Missing values can significantly impact your analysis:
- They can introduce bias if not handled properly.
- Many Machine Learning algorithms can't handle missing values out of the box.
- They can lead to loss of important information if instances with missing values are simply discarded.
- Improperly handled Missing Values can lead to incorrect conclusions or predictions.
That's why it's crucial to have a solid strategy for dealing with missing values. And that's exactly what we're going to explore in this article!
The Dataset
First things first, let's introduce our dataset. We'll be working with a golf course dataset that tracks various factors affecting the crowdedness of the course. This dataset has a bit of everything – numerical data, categorical data, and yes, plenty of missing values.

import pandas as pd
import numpy as np
# Create the dataset as a dictionary
data = {
'Date': ['08-01', '08-02', '08-03', '08-04', '08-05', '08-06', '08-07', '08-08', '08-09', '08-10',
'08-11', '08-12', '08-13', '08-14', '08-15', '08-16', '08-17', '08-18', '08-19', '08-20'],
'Weekday': [0, 1, 2, 3, 4, 5, 6, 0, 1, 2, 3, 4, 5, 6, 0, 1, 2, 3, 4, 5],
'Holiday': [0.0, 0.0, 0.0, 0.0, np.nan, 0.0, 0.0, 0.0, 0.0, 1.0, 0.0, np.nan, 0.0, 0.0, 0.0, 0.0, 0.0, 0.0, 0.0, 0.0],
'Temp': [25.1, 26.4, np.nan, 24.1, 24.7, 26.5, 27.6, 28.2, 27.1, 26.7, np.nan, 24.3, 23.1, 22.4, np.nan, 26.5, 28.6, np.nan, 27.0, 26.9],
'Humidity': [99.0, np.nan, 96.0, 68.0, 98.0, 98.0, 78.0, np.nan, 70.0, 75.0, np.nan, 77.0, 77.0, 89.0, 80.0, 88.0, 76.0, np.nan, 73.0, 73.0],
'Wind': [0.0, 0.0, 0.0, 0.0, 0.0, 0.0, 0.0, 0.0, 0.0, np.nan, 0.0, 0.0, 1.0, 1.0, 1.0, 1.0, 0.0, np.nan, 1.0, 0.0],
'Outlook': ['rainy', 'sunny', 'rainy', 'overcast', 'rainy', np.nan, 'rainy', 'rainy', 'overcast', 'sunny', np.nan, 'overcast', 'sunny', 'rainy', 'sunny', 'rainy', np.nan, 'rainy', 'overcast', 'sunny'],
'Crowdedness': [0.14, np.nan, 0.21, 0.68, 0.20, 0.32, 0.72, 0.61, np.nan, 0.54, np.nan, 0.67, 0.66, 0.38, 0.46, np.nan, 0.52, np.nan, 0.62, 0.81]
}
# Create a DataFrame from the dictionary
df = pd.DataFrame(data)
# Display basic information about the dataset
print(df.info())
# Display the first few rows of the dataset
print(df.head())
# Display the count of missing values in each column
print(df.isnull().sum())
Output:
RangeIndex: 20 entries, 0 to 19
Data columns (total 8 columns):
# Column Non-Null Count Dtype
--- ------ -------------- -----
0 Date 20 non-null object
1 Weekday 20 non-null int64
2 Holiday 19 non-null float64
3 Temp 16 non-null float64
4 Humidity 17 non-null float64
5 Wind 19 non-null float64
6 Outlook 17 non-null object
7 Crowdedness 15 non-null float64
dtypes: float64(5), int64(1), object(2)
memory usage: 1.3+ KB
Date Weekday Holiday Temp Humidity Wind Outlook Crowdedness
0 08-01 0 0.0 25.1 99.0 0.0 rainy 0.14
1 08-02 1 0.0 26.4 NaN 0.0 sunny NaN
2 08-03 2 0.0 NaN 96.0 0.0 rainy 0.21
3 08-04 3 0.0 24.1 68.0 0.0 overcast 0.68
4 08-05 4 NaN 24.7 98.0 0.0 rainy 0.20
Date 0
Weekday 0
Holiday 1
Temp 4
Humidity 3
Wind 1
Outlook 3
Crowdedness 5
dtype: int64
As we can see, our dataset contains 20 rows and 8 columns:
- Date: The date of the observation
- Weekday: Day of the week (0–6, where 0 is Monday)

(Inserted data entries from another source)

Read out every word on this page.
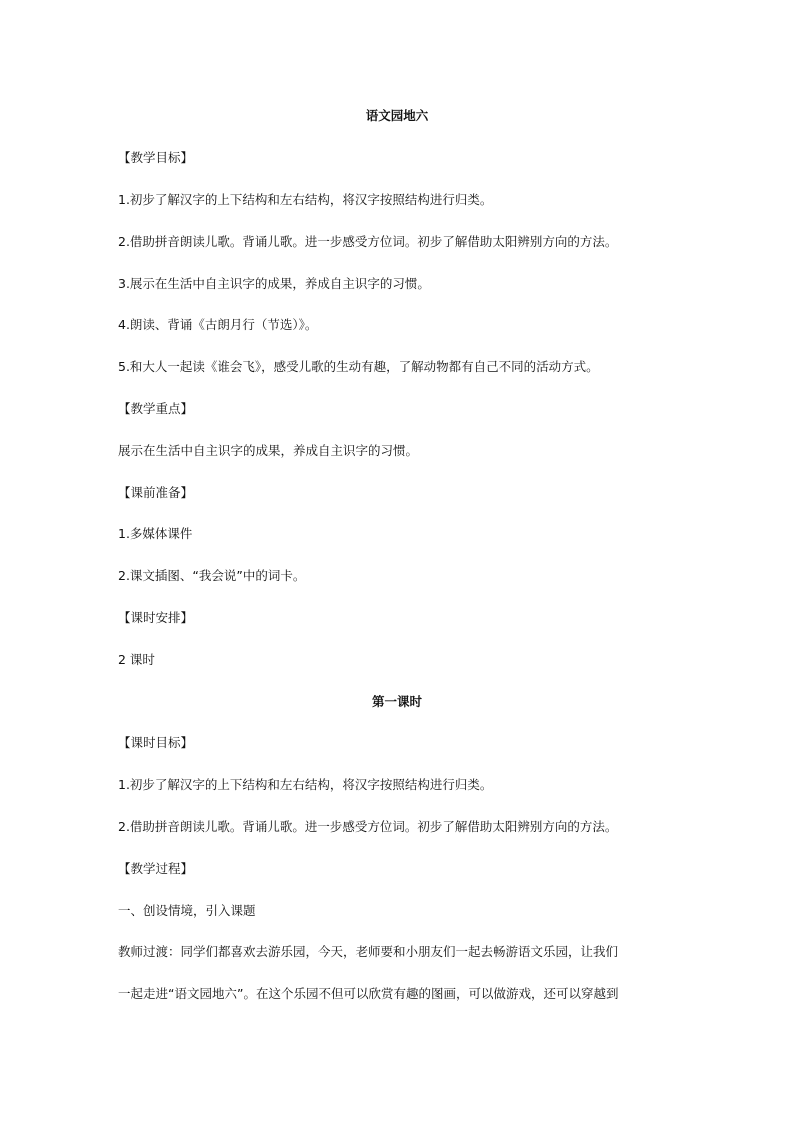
语文园地六
【教学目标】
1.初步了解汉字的上下结构和左右结构，将汉字按照结构进行归类。
2.借助拼音朗读儿歌。背诵儿歌。进一步感受方位词。初步了解借助太阳辨别方向的方法。
3.展示在生活中自主识字的成果，养成自主识字的习惯。
4.朗读、背诵《古朗月行（节选）》。
5.和大人一起读《谁会飞》，感受儿歌的生动有趣，了解动物都有自己不同的活动方式。
【教学重点】
展示在生活中自主识字的成果，养成自主识字的习惯。
【课前准备】
1.多媒体课件
2.课文插图、“我会说”中的词卡。
【课时安排】
2 课时
第一课时
【课时目标】
1.初步了解汉字的上下结构和左右结构，将汉字按照结构进行归类。
2.借助拼音朗读儿歌。背诵儿歌。进一步感受方位词。初步了解借助太阳辨别方向的方法。
【教学过程】
一、创设情境，引入课题
教师过渡：同学们都喜欢去游乐园，今天，老师要和小朋友们一起去畅游语文乐园，让我们
一起走进“语文园地六”。在这个乐园不但可以欣赏有趣的图画，可以做游戏，还可以穿越到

- Holiday: Boolean indicating if it's a holiday (0 or 1)
- Temp: Temperature in Celsius
- Humidity: Humidity percentage
- Wind: Wind condition (0 or 1, possibly indicating calm or windy)
- Outlook: Weather outlook (sunny, overcast, or rainy)
- Crowdedness: Percentage of course occupancy
And look at that! We've got missing values in every column except Date and Weekday. Perfect for our imputation party.
Now that we have our dataset loaded, let's tackle these missing values with six different imputation methods. We'll use a different strategy for each type of data.
Method 1: Listwise Deletion
Listwise deletion, also known as complete case analysis, involves removing entire rows that contain any missing values. This method is simple and preserves the distribution of the data, but it can lead to a significant loss of information if many rows contain missing values.